「大丈夫だよ」という励ましは、取り扱い注意

「頑張って」と励まされることが辛いと聞くけれど、「大丈夫だよ」と励まされることが辛いこともある。

「闇をさらけだせ!」という人がいる。だけど「闇は隠すから闇なんじゃ。明らかにする必要はない!」と思うからあまり自分の闇を書くのは好きじゃない。でも、書かないと具体性がなくて伝わらないから書こう。

今まで、流産した時と、夫が9割がた癌という疑いがあった時の2度、「大丈夫だよ」と言われたのが辛かった。


allright

■「大丈夫だよ」と言ってしまう心理

何か大きな問題が起こってしまった相手に「大丈夫だよ」と声をかけるのは、「大丈夫であってほしい」という気持ちの現れだろう。たぶん、祈るように逃げるように、「大丈夫だよ」と言ってしまうのだと思う。

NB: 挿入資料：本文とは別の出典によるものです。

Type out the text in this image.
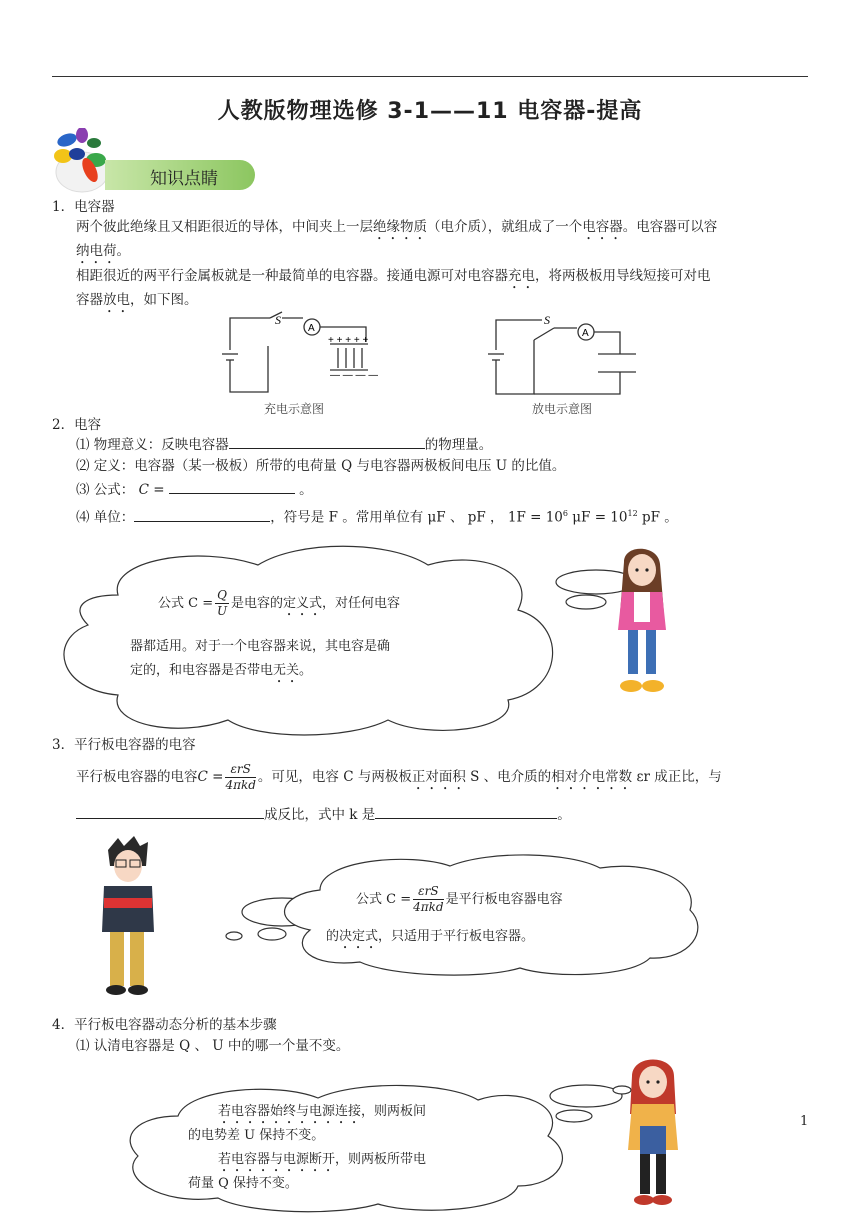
人教版物理选修 3-1——11 电容器-提高
知识点睛
1．电容器
两个彼此绝缘且又相距很近的导体，中间夹上一层绝缘物质（电介质），就组成了一个电容器。电容器可以容
纳电荷。
相距很近的两平行金属板就是一种最简单的电容器。接通电源可对电容器充电，将两极板用导线短接可对电
容器放电，如下图。
S
A
+ + + + +
— — — —
充电示意图
S
A
放电示意图
2．电容
⑴ 物理意义：反映电容器	的物理量。
⑵ 定义：电容器（某一极板）所带的电荷量 Q 与电容器两极板间电压 U 的比值。
⑶ 公式： C =	。
⑷ 单位：	，符号是 F 。常用单位有 μF 、 pF ， $1F = 10^6$ $\mu F = 10^{12}$ pF 。
公式 $C = \frac{Q}{U}$ 是电容的定义式，对任何电容
器都适用。对于一个电容器来说，其电容是确
定的，和电容器是否带电无关。
3．平行板电容器的电容
平行板电容器的电容$C = \frac{\text{εrS}}{\text{4πkd}}$ 。可见，电容 C 与两极板正对面积 S 、电介质的相对介电常数 εr 成正比，与
成反比，式中 k 是	。
公式 $C = \frac{\text{εrS}}{\text{4πkd}}$ 是平行板电容器电容
的决定式，只适用于平行板电容器。
4．平行板电容器动态分析的基本步骤
⑴ 认清电容器是 Q 、 U 中的哪一个量不变。
若电容器始终与电源连接，则两板间
的电势差 U 保持不变。
若电容器与电源断开，则两板所带电
荷量 Q 保持不变。
1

私も「大丈夫だよ」と、大丈夫かどうかもわからないのに言ってしまったことがある。例えば友達が癌になった時。医者でもないのに彼女に「大丈夫! きっとすぐに良くなるから」とか言ってしまった。それは言霊のように、言っておけば現実になると信じたい気持ちの現れで祈りのようなものであり、彼女が心を強く持てるように支えるつもりの発言だった。

また、実は夫が癌の疑い9割だったときに、同じタイミングで友達がもっと大変な状況に陥っていたのだけれど、夫が癌じゃないとわかった瞬間、その友達に「大丈夫だよ!」と言いたくなった。踏みとどまったけれど、うっかり言いそうになった。大丈夫かなんて、私にはわかりっこないのに。たぶん、「大丈夫だよ」という言葉は、安全地帯にいる人が投げかけがちな言葉なんだろう。

■「大丈夫だよ」がもたらす孤独

でも「大丈夫じゃないかもしれない」と思うような状況に自分があったときに「大丈夫だよ」と励まされて思ったのは、「ああ、もう『心配だ。どうしよう〜』と、この人に泣きついちゃいけないんだな」ということ。相手が「大丈夫だよ」っていうのに「いや違う、大丈夫じゃない」って言いにくい。言いたくもないし。だから「うん、そうだね」って、不安な気持ちを抱えたまま言うしかない。

だけど、そうなると、心配な気持ちととことん孤独に戦わなくちゃならなくなるのだ。「大丈夫だよ」は甘え下手の私にとっては「もう私にその問題のことを言わないで」という意味に聞こえてしまうから。でも、辛いときに聞いてくれる人がいなくなると、もうダメだ。絶望的だ。

■大丈夫じゃなかったときの闇

それから「大丈夫だよ」という言葉は、大丈夫じゃなかったときに心を深くえぐる。正直言えば、私は流産したときに何人かの人が言ってくれた「大丈夫だよ、赤ちゃんはいつかタイミングを見て、一番良いときにもう一度やってくるから」っていう言葉に今も何度も傷ついてる。たとえば、科学的流産したときなんかに。

八つ当たりみたいな発想かもしれないけれど、何度も何度も反芻して「大丈夫なんかじゃなかったじゃない」って思ってしまう。その人たちが悪いわけじゃないんだけれど。

■「大丈夫だよ」が効く場合もあるだろう

だからといって、「大丈夫だよ」が一律に悪いというわけではない。夫が9割癌の疑いだったとき「大丈夫だよ」と言われた言葉は、その時は辛かったけれど、癌じゃないとわかった時には感謝すべき言葉に変わった。「大丈夫だよ」と保証してくれて、祈ってくれてありがとう、という気持ち。癌じゃなかったからね。

また、例えば大きな試合とか、試験とかの前に単に不安で、不安に負けそうになっている時には、周りの人が「大丈夫だよ」と言ってくれると安心することもあるだろう。それから、専門知識を持った上で「大丈夫だよ」と言ってくれるのも、大きな安心材料になるだろう。

■おざなりに「大丈夫だよ」というのが一番まずい

つまりは、おざなりに言われたか、考え抜いた上で「大丈夫だよ」と言ってくれたかどうかなのだろう。考え抜いた上で、この人のこの状態なら「大丈夫だよ」と言った方が良いと、考えたかどうかにあるのだろう。

「頑張って」も同じだ。「一緒に頑張ろう」も「絆」も。安易に「これを言っておけば丸く収まる」という発想で返す言葉は毒だ。そして、本当にきついときには言葉は無力だ。たぶん、一緒にいて話を聞いてくれることこそが励ましなんだ。安易な言葉はいらない。

そんなことを考えました。おわり。